The optimality condition, where the derivative of the likelihood by the covariance parameters vanishes, leads to an explicit representation of the optimal covariances (Maybeck 1982). Using a tropical Pacific Ocean model, Blanchet *et al.* (1997) compared the covariances obtained through the procedure of Dee (1995) and Maybeck (1982), to another covariance obtained through an intuitive approach by Myers and Tapley (1976).

The optimality condition is also consistent with the relation of the expected value of a cost function (Talagrand 1999; Chapnik *et al.*2004). Hence, a method by Desroziers and Ivanov (2001), who evaluated the expectation of the cost function to tune parameters of observation noise covariance, is also categorized as a maximum likelihood method.

Adaptive Kalman filtering (Mehra 1970; Gelb 1974) estimates the optimal covariances so that the sample mean of the squared innovations should be equal to the covariance of a Gaussian innovation distribution. This approach is also interpreted as a maximum likelihood method, because the maximum likelihood estimator (MLE) of the covariance matrix of a Gaussian distribution is a sample covariance matrix (e.g. Magnus and Naudecker 1999). While the adaptive Kalman filtering estimates the optimal covariances at each time step, a time-averaged version of the method was also proposed to estimate optimal stationary covariances (Miller and Cane 1989). The relation between the squared innovation and the covariance of the Gaussian leads to alternative relations (Desroziers *et al.*2005), which are also consistent with the condition of the MLE.

### 1.3. Bayesian estimation

In addition to the likelihood function, Purser and Parrish (2003) introduced a prior distribution to obtain smooth estimates of parameters of the background-error covariance.

### 1.4. Covariance matching

The ‘covariance matching’ method (Fu *et al.*1993) and its extended version (Menemenlis and Chechelnitsky 2000) utilize the sample covariance of the innovations, in which the output of a free simulation run is assigned as the predicted model states, . In the framework of linear and stationary systems, the methods estimate the optimal covariance matrices of system noise and observation noise by combining a relation of the innovation covariance and the Lyapunov equation for the state covariance.

### 1.5. Present study

The above-mentioned methods for estimating optimal covariance are constructed based on linear-Gaussian state space models, i.e. it is assumed that both the system equation and the observation equation are linear, and that both the system noise and the observation noise obey Gaussian distributions. In the present study, we propose a method for estimating optimal noise covariances in the context of sequential assimilation, even when the system and observation equations are nonlinear. Nonlinearities in the system equation are typically introduced by the advection term in the momentum equation.
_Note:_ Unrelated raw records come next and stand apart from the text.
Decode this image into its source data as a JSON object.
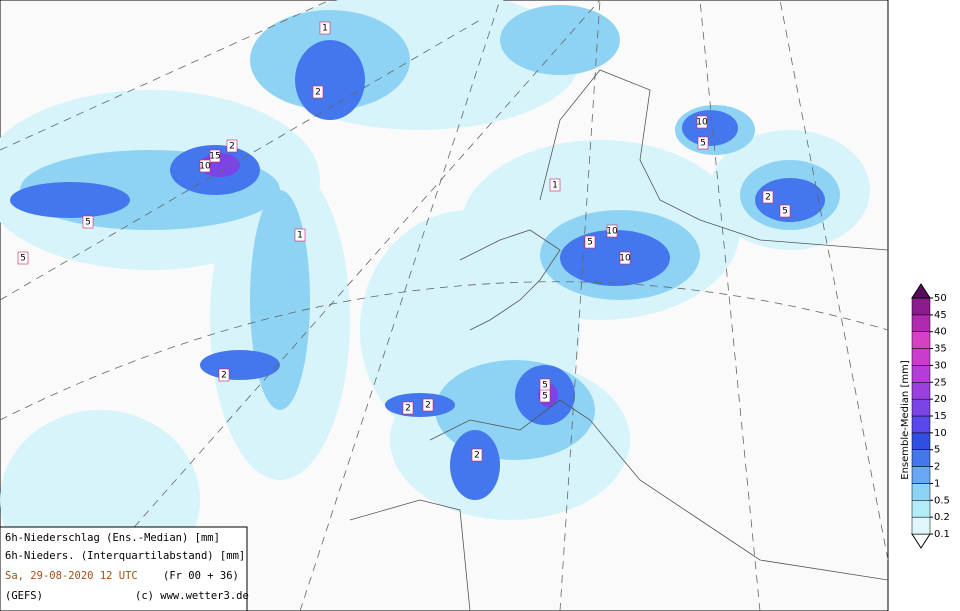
{
  "legend": {
    "title": "Ensemble-Median [mm]",
    "levels": [
      0.1,
      0.2,
      0.5,
      1,
      2,
      5,
      10,
      15,
      20,
      25,
      30,
      35,
      40,
      45,
      50
    ],
    "colors": [
      "#dff7fb",
      "#b2ecf6",
      "#8fd3f4",
      "#6aa8f2",
      "#4477ee",
      "#2f4fe0",
      "#5a48ea",
      "#7a44e6",
      "#9a3fe0",
      "#b63cd8",
      "#c93ccc",
      "#d640c4",
      "#b02ab0",
      "#8c1c8e"
    ],
    "under_color": "#ffffff",
    "over_color": "#5a0a5e"
  },
  "info": {
    "line1": "6h-Niederschlag (Ens.-Median) [mm]",
    "line2": "6h-Nieders. (Interquartilabstand) [mm]",
    "date": "Sa, 29-08-2020  12 UTC",
    "run": "(Fr 00 + 36)",
    "model": "(GEFS)",
    "copyright": "(c) www.wetter3.de"
  },
  "contour_labels": [
    2,
    15,
    10,
    1,
    2,
    5,
    5,
    5,
    5,
    5,
    10,
    10,
    10,
    5,
    2,
    2,
    2,
    2,
    1,
    1,
    5,
    2
  ]
}
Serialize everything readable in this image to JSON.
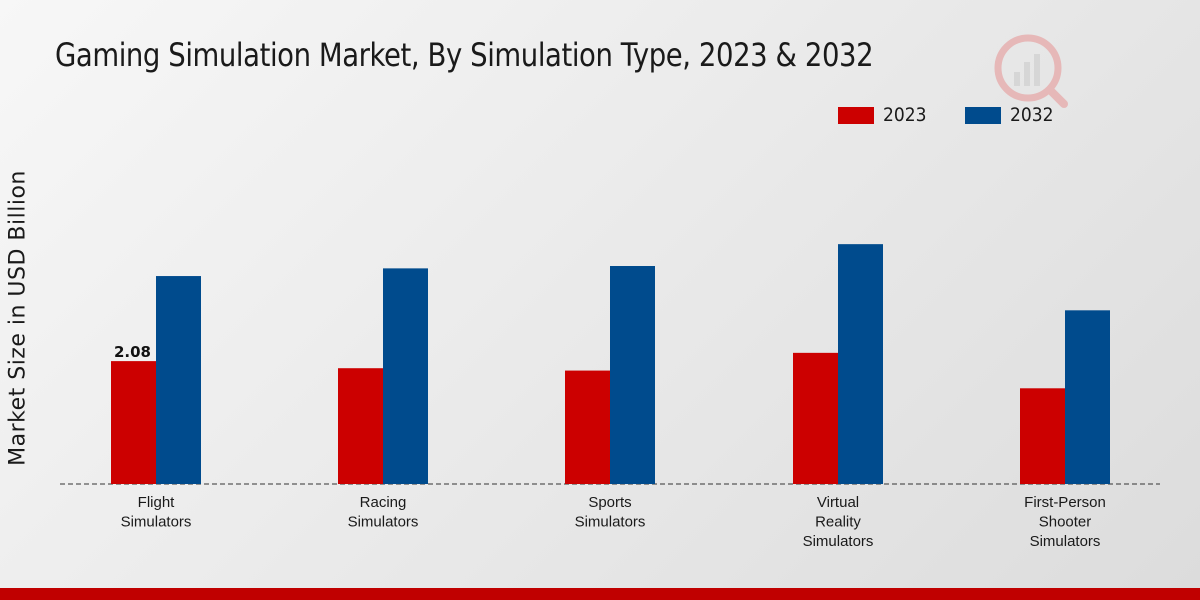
{
  "chart_data": {
    "type": "bar",
    "title": "Gaming Simulation Market, By Simulation Type, 2023 & 2032",
    "xlabel": "",
    "ylabel": "Market Size in USD Billion",
    "categories": [
      "Flight Simulators",
      "Racing Simulators",
      "Sports Simulators",
      "Virtual Reality Simulators",
      "First-Person Shooter Simulators"
    ],
    "category_lines": [
      [
        "Flight",
        "Simulators"
      ],
      [
        "Racing",
        "Simulators"
      ],
      [
        "Sports",
        "Simulators"
      ],
      [
        "Virtual",
        "Reality",
        "Simulators"
      ],
      [
        "First-Person",
        "Shooter",
        "Simulators"
      ]
    ],
    "series": [
      {
        "name": "2023",
        "color": "#cc0000",
        "values": [
          2.08,
          1.96,
          1.92,
          2.22,
          1.62
        ]
      },
      {
        "name": "2032",
        "color": "#004b8d",
        "values": [
          3.52,
          3.65,
          3.69,
          4.06,
          2.94
        ]
      }
    ],
    "data_labels": [
      {
        "series": 0,
        "index": 0,
        "text": "2.08"
      }
    ],
    "ylim": [
      0,
      6.5
    ],
    "grid": false,
    "legend_position": "top-right"
  }
}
When the system equation is nonlinear, ensemble-based assimilation methods such as the EnKF are applied to deal directly with the nonlinearity. The present approach for covariance optimization is a maximum likelihood estimation carried out by approximating the likelihood with the ensemble (Table I). Specifically, the approach is also applicable when the noise obeys a non-Gaussian distribution such as the log-normal distribution (e.g. Fletcher and Zupanski 2006) for estimating the optimal parameters that describe the non-Gaussian distribution.

The present paper is organized as follows. In section 2, the basic concept of the EnKF is reviewed, and an ensemble approximation of the likelihood is derived. We then give an example of an application of the method to a coupled atmosphere– ocean model (Zebiak and Cane 1987), into which sea-surface height (SSH) observations are assimilated using the EnKF and the ensemble Kalman smoother (EnKS). The experimental set-up and results are given in sections 3 and 4, respectively. In section 5, we discuss the properties of the estimated covariance and missing physics in the coupled model; the westerly wind bursts (WWBs) in the western Pacific are not reproduced in the EnKS estimate. Conclusions are given in section 6.